Monday, July 27, 2015

Herb Pesto Salmon

Meet my new favorite salmon recipe!  Now maybe because it's so, so simple (just pesto, Dijon, and lemon).  It probably helped that sockeye salmon (usually $15/lb) is on sale for just $7/lb.  And they are so fresh and delicious.  Of course you can use fresh salmon found at your market, but if you run across a sale like I did, definitely take advantage.

And while I have more basil this year than I would ever use in a lifetime, I buy jarred, prepared pesto.  It's inexpensive, delicious, and will keep in a jar in the fridge for a long, long time.  So all you do is season the fish with S&P, top with the pesto mixture and pop in the oven.
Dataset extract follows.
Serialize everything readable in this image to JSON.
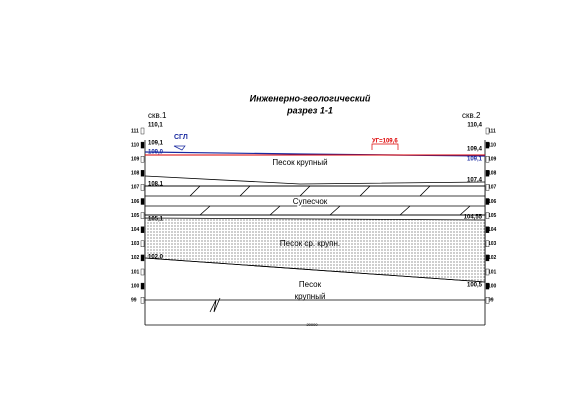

They also had a wonderful quinoa kale salad they served with it which was equally de-lish and simple.  Stay tuned.

HERB PESTO SALMON (4 servings)

Juice of 1/2 lemon
3 Tbsp basil pesto sauce
2 Tbsp Dijon mustard
4 sockeye (or cojo) salmon fillets (4-6 oz each)
1/2 tsp kosher salt
1/4 tsp pepper

Preheat oven to 375F.

Combine pesto, mustard, and lemon juice.  Season fish with S&P; place on baking sheet.

Top each fillet evenly with pesto mixture; bake 14-16 minutes or until 145F (or opaque and separates easily).  Serve.